Fenomena hustle culture cukup umum terjadi, dan ini tidak hanya dirasakan oleh pekerja saja.

Namun, budaya ini bisa bermula saat seseorang masih menjadi mahasiswa atau bahkan siswa sekolah.

Jika Moms ingat, mungkin ada satu atau dua teman semasa SMA yang mengikuti banyak ekstrakulikuler dan ikut banyak organisasi.

Di luar itu, orang tua juga meminta mereka untuk ikut bimbingan belajar, les bahasa asing, dan semacamnya. Jadi bisa dikatakan, mereka memiliki jadwal yang sangat sibuk.

Sementara mahasiswa, umumnya mereka ikut banyak organisasi kampus atau ekstrakulikuler.

Kemudian pada semester akhir, mereka melakukan magang sambil tetap bekerja keras untuk menyelesaikan studi mereka di kampus.

Umumnya, siswa atau mahasiswa yang ikut banyak kegiatan dan organisasi biasanya melakukan hustle culture untuk memperluas jaringan mereka, memperkaya pengalaman, dan menambah pengetahuan mereka demi kesuksesan di masa depan.

Hal itu penting, tetapi sebenarnya mereka lupa bahwa masa-masa sekolah tidak akan terulang lagi.

Sehingga alangkah lebih baik jika mereka juga tetap menikmati masa-masa muda mereka untuk mencari teman dan menikmati hidup tanpa banyak tanggung jawab seperti orang dewasa.

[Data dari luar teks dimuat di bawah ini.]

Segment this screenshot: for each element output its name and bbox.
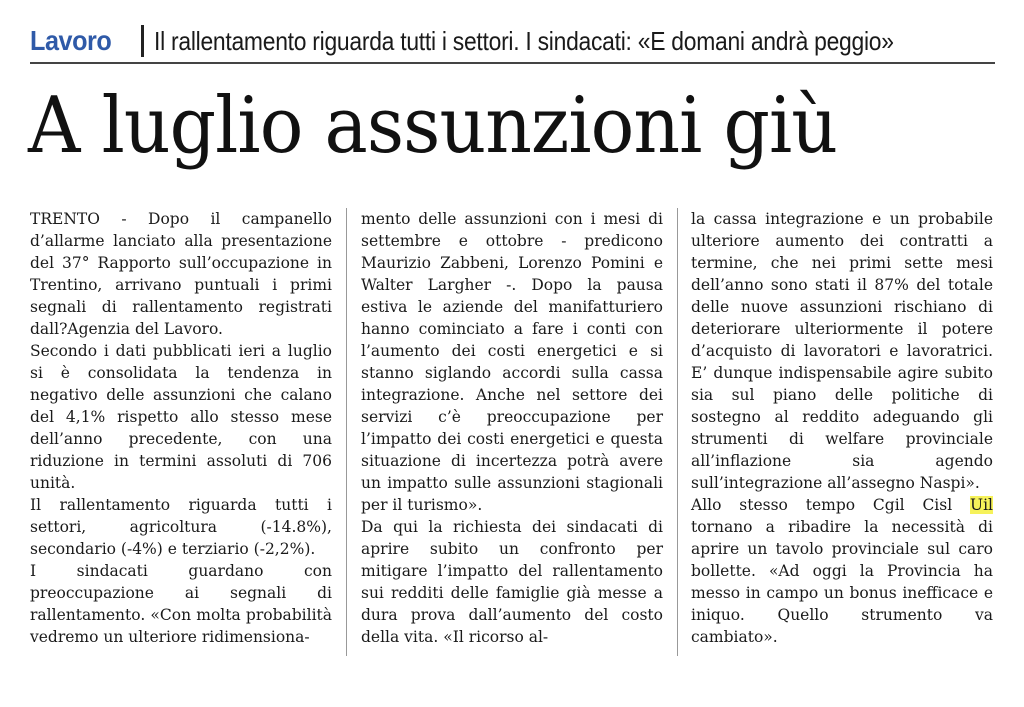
paragraph bbox=[691, 494, 993, 648]
highlighted-word: Uil bbox=[970, 496, 993, 514]
paragraph: Da qui la richiesta dei sindacati di aprire subito un confronto per mitigare l’impatto del rallentamento sui redditi delle famiglie già messe a dura prova dall’aumento del costo della vita. «Il ricorso al- bbox=[361, 518, 663, 646]
paragraph: Il rallentamento riguarda tutti i settori, agricoltura (-14.8%), secondario (-4%) e terziario (-2,2%). bbox=[30, 496, 332, 558]
paragraph-text: tornano a ribadire la necessità di aprire un tavolo provinciale sul caro bollette. «Ad oggi la Provincia ha messo in campo un bonus inefficace e iniquo. Quello strumento va cambiato». bbox=[691, 518, 993, 646]
kicker-text: Il rallentamento riguarda tutti i settori. I sindacati: «E domani andrà peggio» bbox=[154, 25, 895, 56]
column-divider bbox=[346, 208, 347, 656]
paragraph: la cassa integrazione e un probabile ulteriore aumento dei contratti a termine, che nei primi sette mesi dell’anno sono stati il 87% del totale delle nuove assunzioni rischiano di deteriorare ulteriormente il potere d’acquisto di lavoratori e lavoratrici. E’ dunque indispensabile agire subito sia sul piano delle politiche di sostegno al reddito adeguando gli strumenti di welfare provinciale all’inflazione sia agendo sull’integrazione all’assegno Naspi». bbox=[691, 210, 993, 492]
column-divider bbox=[677, 208, 678, 656]
header-rule bbox=[30, 62, 995, 64]
paragraph: Secondo i dati pubblicati ieri a luglio si è consolidata la tendenza in negativo delle assunzioni che calano del 4,1% rispetto allo stesso mese dell’anno precedente, con una riduzione in termini assoluti di 706 unità. bbox=[30, 342, 332, 492]
paragraph-text: Allo stesso tempo Cgil Cisl bbox=[691, 496, 971, 514]
article-column-1 bbox=[30, 208, 332, 648]
kicker-divider bbox=[141, 25, 144, 57]
section-label: Lavoro bbox=[30, 25, 112, 56]
article-column-3 bbox=[691, 208, 993, 648]
paragraph: mento delle assunzioni con i mesi di settembre e ottobre - predicono Maurizio Zabbeni, Lorenzo Pomini e Walter Largher -. Dopo la pausa estiva le aziende del manifatturiero hanno cominciato a fare i conti con l’aumento dei costi energetici e si stanno siglando accordi sulla cassa integrazione. Anche nel settore dei servizi c’è preoccupazione per l’impatto dei costi energetici e questa situazione di incertezza potrà avere un impatto sulle assunzioni stagionali per il turismo». bbox=[361, 210, 663, 514]
paragraph: I sindacati guardano con preoccupazione ai segnali di rallentamento. «Con molta probabilità vedremo un ulteriore ridimensiona- bbox=[30, 562, 332, 646]
article-column-2 bbox=[361, 208, 663, 648]
paragraph: TRENTO - Dopo il campanello d’allarme lanciato alla presentazione del 37° Rapporto sull’occupazione in Trentino, arrivano puntuali i primi segnali di rallentamento registrati dall?Agenzia del Lavoro. bbox=[30, 210, 332, 338]
headline: A luglio assunzioni giù bbox=[28, 81, 838, 171]
kicker-bar bbox=[30, 22, 995, 60]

Baca Juga: 7 Pekerjaan dengan Tingkat Stres Tertinggi di Dunia

Penyebab Hustle Culture

Penyebab Hustle Culture
Foto: Penyebab Hustle Culture

Foto: Orami Photo Stock

Hustle culture tidak muncul begitu saja di tengah masyarakat. Ada banyak faktor yang menyebabkan kebiasaan atau gaya hidup semacam ini muncul di tengah-tengah masyarakat terutama kaum muda.

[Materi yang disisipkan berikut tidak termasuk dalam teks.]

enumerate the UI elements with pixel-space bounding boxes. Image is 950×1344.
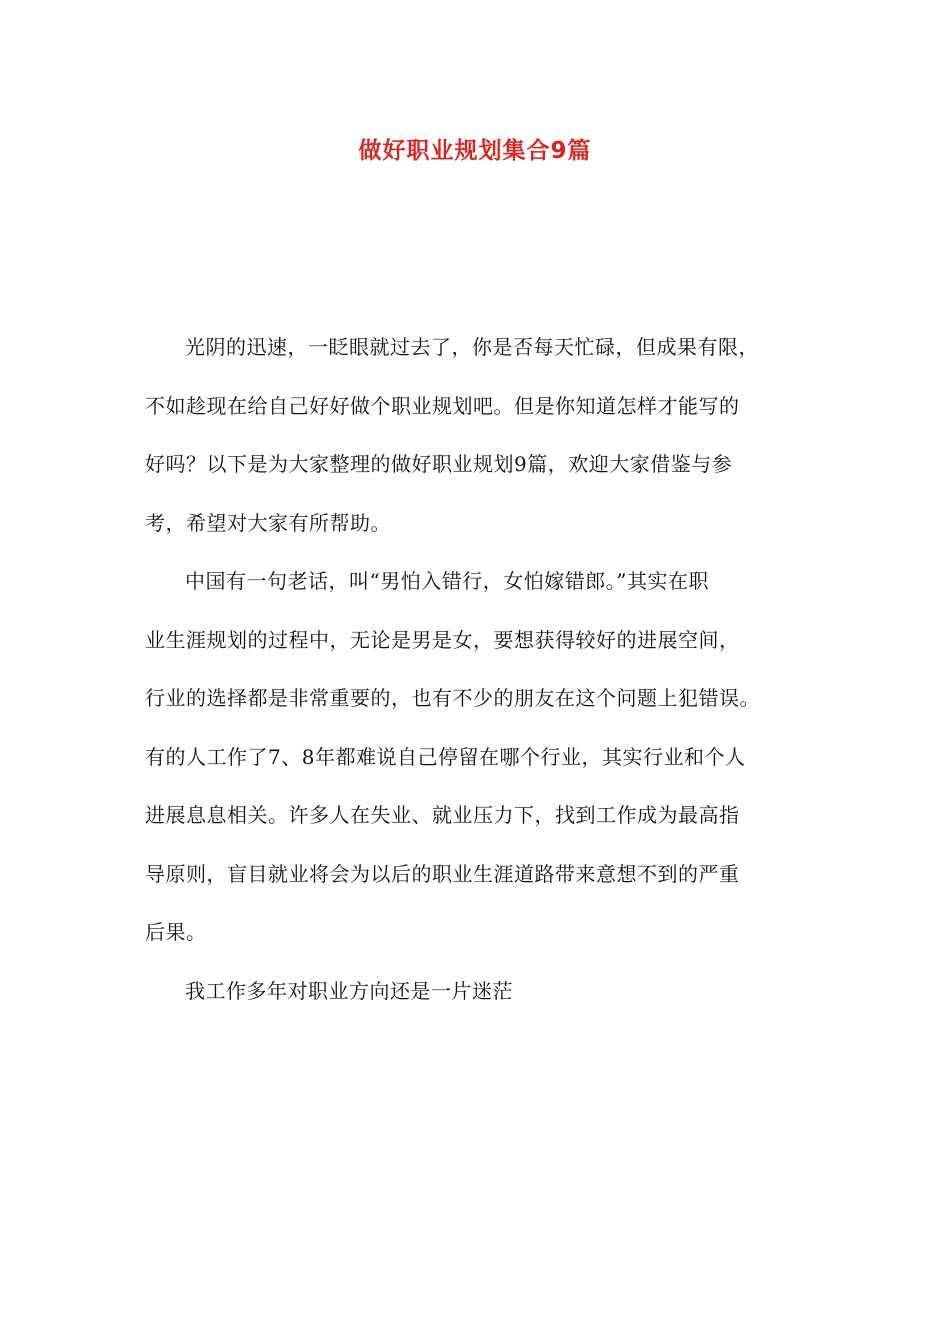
paragraph-line: 中国有一句老话，叫“男怕入错行，女怕嫁错郎。”其实在职 xyxy=(185,569,709,593)
document-title: 做好职业规划集合9篇 xyxy=(358,138,592,164)
paragraph-line: 后果。 xyxy=(145,920,207,944)
paragraph-line: 业生涯规划的过程中，无论是男是女，要想获得较好的进展空间， xyxy=(145,627,740,652)
paragraph-line: 有的人工作了7、8年都难说自己停留在哪个行业，其实行业和个人 xyxy=(145,744,746,769)
paragraph-3 xyxy=(145,962,825,1021)
paragraph-line: 导原则，盲目就业将会为以后的职业生涯道路带来意想不到的严重 xyxy=(145,861,740,886)
document-body xyxy=(145,318,825,1020)
paragraph-1 xyxy=(145,318,825,552)
paragraph-line: 我工作多年对职业方向还是一片迷茫 xyxy=(185,978,513,1003)
paragraph-line: 光阴的迅速，一眨眼就过去了，你是否每天忙碌，但成果有限， xyxy=(185,335,759,359)
paragraph-line: 好吗？以下是为大家整理的做好职业规划9篇，欢迎大家借鉴与参 xyxy=(145,452,733,476)
paragraph-2 xyxy=(145,552,825,962)
paragraph-line: 行业的选择都是非常重要的，也有不少的朋友在这个问题上犯错误。 xyxy=(145,686,760,710)
paragraph-line: 考，希望对大家有所帮助。 xyxy=(145,510,391,535)
paragraph-line: 不如趁现在给自己好好做个职业规划吧。但是你知道怎样才能写的 xyxy=(145,393,740,418)
paragraph-line: 进展息息相关。许多人在失业、就业压力下，找到工作成为最高指 xyxy=(145,803,740,827)
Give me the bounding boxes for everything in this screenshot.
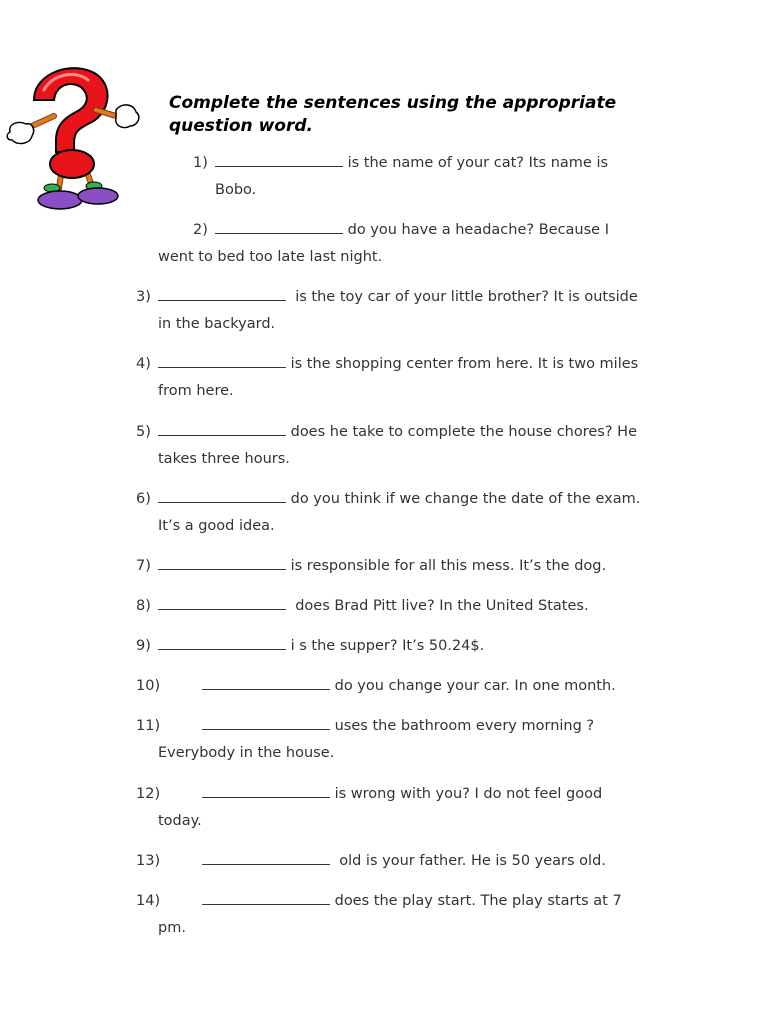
question-number: 1) <box>193 155 208 171</box>
question-item <box>202 888 622 915</box>
question-continuation: today. <box>158 813 202 829</box>
question-item <box>158 593 589 620</box>
question-text: is the shopping center from here. It is two miles <box>286 356 639 372</box>
answer-blank[interactable] <box>158 420 286 436</box>
question-number: 14) <box>136 893 161 909</box>
answer-blank[interactable] <box>215 218 343 234</box>
question-number: 13) <box>136 853 161 869</box>
worksheet-title: Complete the sentences using the appropriate question word. <box>169 93 617 136</box>
question-item <box>202 781 602 808</box>
question-item <box>158 351 638 378</box>
question-number: 10) <box>136 678 161 694</box>
question-text: does Brad Pitt live? In the United States. <box>286 598 589 614</box>
question-text: is responsible for all this mess. It’s the dog. <box>286 558 607 574</box>
answer-blank[interactable] <box>202 674 330 690</box>
answer-blank[interactable] <box>158 285 286 301</box>
question-mark-character-icon <box>4 60 144 212</box>
question-continuation: It’s a good idea. <box>158 518 275 534</box>
question-continuation: pm. <box>158 920 186 936</box>
question-item <box>215 150 608 177</box>
question-number: 6) <box>136 491 151 507</box>
question-number: 7) <box>136 558 151 574</box>
question-number: 4) <box>136 356 151 372</box>
answer-blank[interactable] <box>158 352 286 368</box>
question-text: do you have a headache? Because I <box>343 222 609 238</box>
question-text: does the play start. The play starts at 7 <box>330 893 622 909</box>
question-continuation: in the backyard. <box>158 316 276 332</box>
answer-blank[interactable] <box>158 554 286 570</box>
question-number: 9) <box>136 638 151 654</box>
question-text: is wrong with you? I do not feel good <box>330 786 603 802</box>
question-item <box>158 633 484 660</box>
question-item <box>158 419 637 446</box>
answer-blank[interactable] <box>158 634 286 650</box>
question-number: 8) <box>136 598 151 614</box>
question-text: does he take to complete the house chores? He <box>286 424 637 440</box>
answer-blank[interactable] <box>202 714 330 730</box>
question-item <box>158 284 638 311</box>
question-text: do you change your car. In one month. <box>330 678 616 694</box>
question-item <box>158 486 640 513</box>
question-item <box>158 553 606 580</box>
question-text: is the toy car of your little brother? It is outside <box>286 289 638 305</box>
answer-blank[interactable] <box>158 594 286 610</box>
question-item <box>215 217 609 244</box>
question-text: uses the bathroom every morning ? <box>330 718 595 734</box>
answer-blank[interactable] <box>202 889 330 905</box>
question-continuation: Everybody in the house. <box>158 745 335 761</box>
question-item <box>202 848 606 875</box>
question-number: 11) <box>136 718 161 734</box>
answer-blank[interactable] <box>215 151 343 167</box>
answer-blank[interactable] <box>202 849 330 865</box>
question-number: 5) <box>136 424 151 440</box>
question-text: do you think if we change the date of the exam. <box>286 491 641 507</box>
question-text: i s the supper? It’s 50.24$. <box>286 638 485 654</box>
answer-blank[interactable] <box>158 487 286 503</box>
question-continuation: went to bed too late last night. <box>158 249 383 265</box>
answer-blank[interactable] <box>202 782 330 798</box>
question-item <box>202 673 616 700</box>
question-number: 2) <box>193 222 208 238</box>
question-continuation: from here. <box>158 383 234 399</box>
question-continuation: takes three hours. <box>158 451 290 467</box>
question-item <box>202 713 594 740</box>
question-text: old is your father. He is 50 years old. <box>330 853 606 869</box>
question-text: is the name of your cat? Its name is <box>343 155 609 171</box>
question-continuation: Bobo. <box>215 182 257 198</box>
question-number: 3) <box>136 289 151 305</box>
question-number: 12) <box>136 786 161 802</box>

Berikut ini beberapa penyebab dari hustle culture, yaitu:

1. Kemajuan Teknologi

Kemajuan teknologi adalah salah satu penyebab hustle culture menyebar dengan cepat.

Smartphone yang Moms miliki kini tidak hanya berfungsi untuk berkomunikasi, melainkan sarana untuk bekerja juga.

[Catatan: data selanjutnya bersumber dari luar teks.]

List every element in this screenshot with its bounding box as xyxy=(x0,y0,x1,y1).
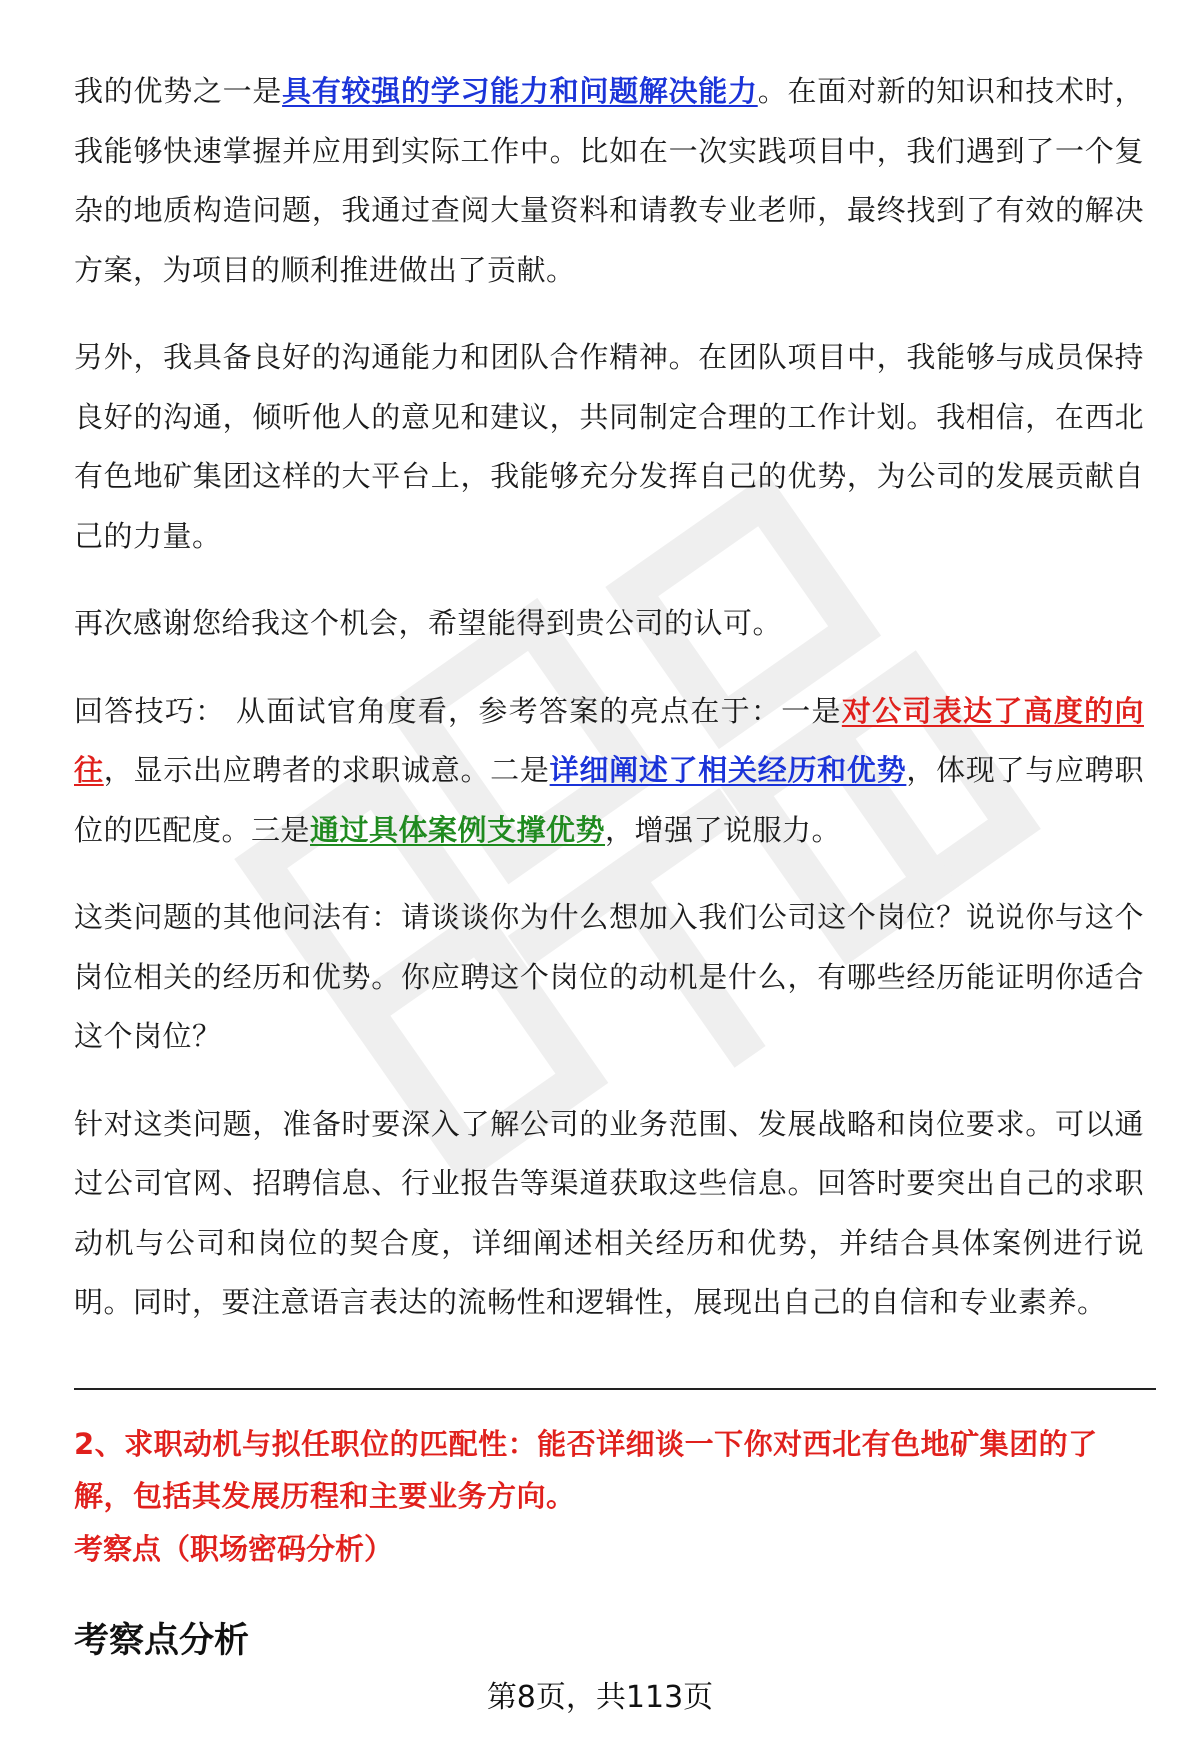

Moms bisa dengan mudah mengirim dan membalas e-mail, menyusun presentasi, melakukan video call dengan atasan atau klien, hingga mengadakan diskusi antar tim.

Semuanya bisa Moms lakukan lewat genggaman, kapan saja dan di mana saja. Namun tanpa disadari, deretan aplikasi ini juga bisa membuat seseorang bekerja terus menerus.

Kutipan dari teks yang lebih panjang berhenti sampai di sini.